Со своей стороны рискну заметить, что оправдание «Бувара и Пекюше» лежит в плоскости эстетики и в принципе (или практически) не нуждается в четырех фигурах и девятнадцати модусах силлогизма. Одно дело – логическая строгость, и совсем другое – сила традиции, заставляющей почти безотчетно вкладывать главные слова в уста простаков и безумцев. Вспомним почтение, с которым к идиотам относится ислам, не забывающий, что их души – на небесах; вспомним и соответствующие места в Писании, гласящие, что Господь избрал немудрое мира, дабы посрамить мудрецов.

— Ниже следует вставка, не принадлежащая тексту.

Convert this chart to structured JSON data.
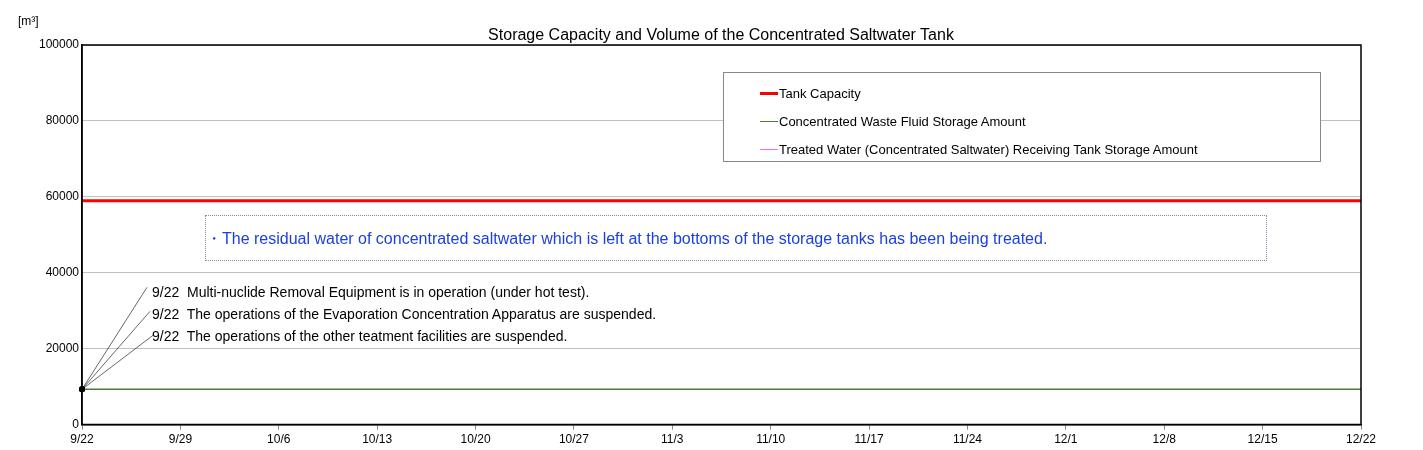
{
  "chart_data": {
    "type": "line",
    "title": "Storage Capacity and Volume of the Concentrated Saltwater Tank",
    "ylabel": "[m³]",
    "xlim": [
      "--09-22",
      "--12-22"
    ],
    "xticks": [
      {
        "value": "--09-22",
        "label": "9/22"
      },
      {
        "value": "--09-29",
        "label": "9/29"
      },
      {
        "value": "--10-06",
        "label": "10/6"
      },
      {
        "value": "--10-13",
        "label": "10/13"
      },
      {
        "value": "--10-20",
        "label": "10/20"
      },
      {
        "value": "--10-27",
        "label": "10/27"
      },
      {
        "value": "--11-03",
        "label": "11/3"
      },
      {
        "value": "--11-10",
        "label": "11/10"
      },
      {
        "value": "--11-17",
        "label": "11/17"
      },
      {
        "value": "--11-24",
        "label": "11/24"
      },
      {
        "value": "--12-01",
        "label": "12/1"
      },
      {
        "value": "--12-08",
        "label": "12/8"
      },
      {
        "value": "--12-15",
        "label": "12/15"
      },
      {
        "value": "--12-22",
        "label": "12/22"
      }
    ],
    "ylim": [
      0,
      100000
    ],
    "yticks": [
      0,
      20000,
      40000,
      60000,
      80000,
      100000
    ],
    "grid": "y",
    "legend": "top right",
    "x": [
      "--09-22",
      "--12-22"
    ],
    "series": [
      {
        "name": "Tank Capacity",
        "color": "#ff0000",
        "values": [
          59000,
          59000
        ]
      },
      {
        "name": "Concentrated Waste Fluid Storage Amount",
        "color": "#4f7a3a",
        "values": [
          9300,
          9300
        ]
      },
      {
        "name": "Treated Water (Concentrated Saltwater) Receiving Tank Storage Amount",
        "color": "#ff66ff",
        "values": [
          null,
          null
        ]
      }
    ],
    "annotations": [
      "・The residual water of concentrated saltwater which is left at the bottoms of the storage tanks has been being treated.",
      {
        "text": "9/22  Multi-nuclide Removal Equipment is in operation (under hot test).",
        "x": "--09-22",
        "y": 9300
      },
      {
        "text": "9/22  The operations of the Evaporation Concentration Apparatus are suspended.",
        "x": "--09-22",
        "y": 9300
      },
      {
        "text": "9/22  The operations of the other teatment facilities are suspended.",
        "x": "--09-22",
        "y": 9300
      }
    ]
  }
}
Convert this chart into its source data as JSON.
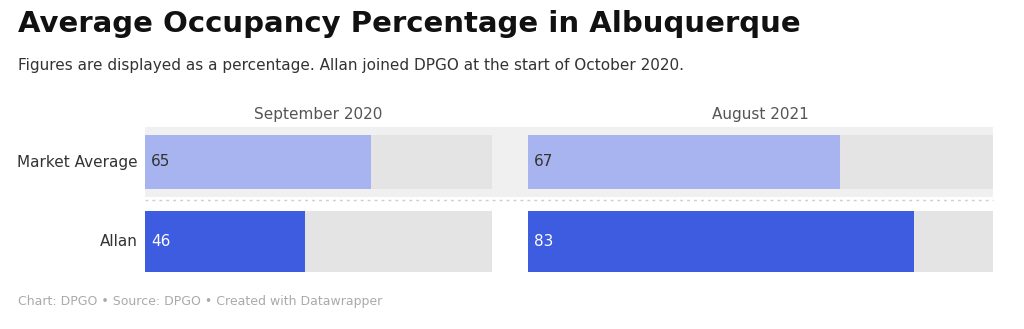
{
  "title": "Average Occupancy Percentage in Albuquerque",
  "subtitle": "Figures are displayed as a percentage. Allan joined DPGO at the start of October 2020.",
  "footer": "Chart: DPGO • Source: DPGO • Created with Datawrapper",
  "col_headers": [
    "September 2020",
    "August 2021"
  ],
  "row_labels": [
    "Market Average",
    "Allan"
  ],
  "values": [
    [
      65,
      67
    ],
    [
      46,
      83
    ]
  ],
  "max_val": 100,
  "bar_color_light": "#a8b4f0",
  "bar_color_dark": "#3d5ce0",
  "bg_bar_color": "#e4e4e4",
  "row_bg_color_0": "#f0f0f0",
  "row_bg_color_1": "#ffffff",
  "title_fontsize": 21,
  "subtitle_fontsize": 11,
  "col_header_fontsize": 11,
  "row_label_fontsize": 11,
  "value_fontsize": 11,
  "footer_fontsize": 9,
  "background_color": "#ffffff",
  "label_color": "#333333",
  "col_header_color": "#555555",
  "footer_color": "#aaaaaa",
  "sep_color": "#cccccc"
}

А если кто-то предпочитает аргументы более земные, задумаемся над «Man-Alive»[3] Честертона, этой затмевающей все горой простодушия и бездной божественной премудрости, или об Иоганне Скоте Эриугене, который полагал, будто вернее всего звать Господа именем Nihil (Ничто) и «Он сам не ведает, что Он такое, поскольку не совместим ни каким „что“»… Правитель ацтеков Монтесума говорил, что у шута научишься скорее, чем у мудреца, ведь шут осмеливается говорить правду; Флобер (который, в конце концов, создавал не строгое доказательство, этакое Destructio Philosophorum[4] , а сатиру) поступил не вполне предусмотрительно, доверив свои последние сомнения и самые глубокие страхи двум сумасбродам.
Но брезжит еще один, более скрытый довод. Флобер был приверженцем Спенсера; в «First Principles»[5] наставника сказано: мир непознаваем уже по той совершенно достаточной и очевидной причине, что объяснить факт – значит свести его к другому, более общему, а этот процесс не имеет конца[6] или приводит к истине настолько общей, что мы не в силах свести ее ни к какой другой, то бишь не в силах объяснить. Наука – ограниченная сфера безграничного пространства; каждая новая вылазка разума присоединяет к этой сфере новую зону неизвестного прежде, но само по себе неизвестное неисчерпаемо. Флобер пишет: «Мы не знаем почти ничего и силимся угадать последнее слово, которого так и не услышим. Страсть искать окончательное решение – гнуснейшая и бесплоднейшая из маний». Искусство по необходимости прибегает к символам; самая гигантская сфера есть лишь точка в бесконечном пространстве, а два выживших из ума переписчика вполне могут представлять Флобера, Шопенгауэра и Ньютона.
Тэн твердил Флоберу, что для его сюжета требуется перо восемнадцатого века, краткость и острота (le mordant) Джонатана Свифта. Может быть, он помянул Свифта, чувствуя сродство двух этих великих и грустных писателей. Оба неукоснительно и безжалостно преследовали человеческую глупость в любых ее формах оба доверили эту ненависть бумаге, год за годом собирая расхожие фразы и пошлейшие мнения; оба пытались сбить спесь с науки.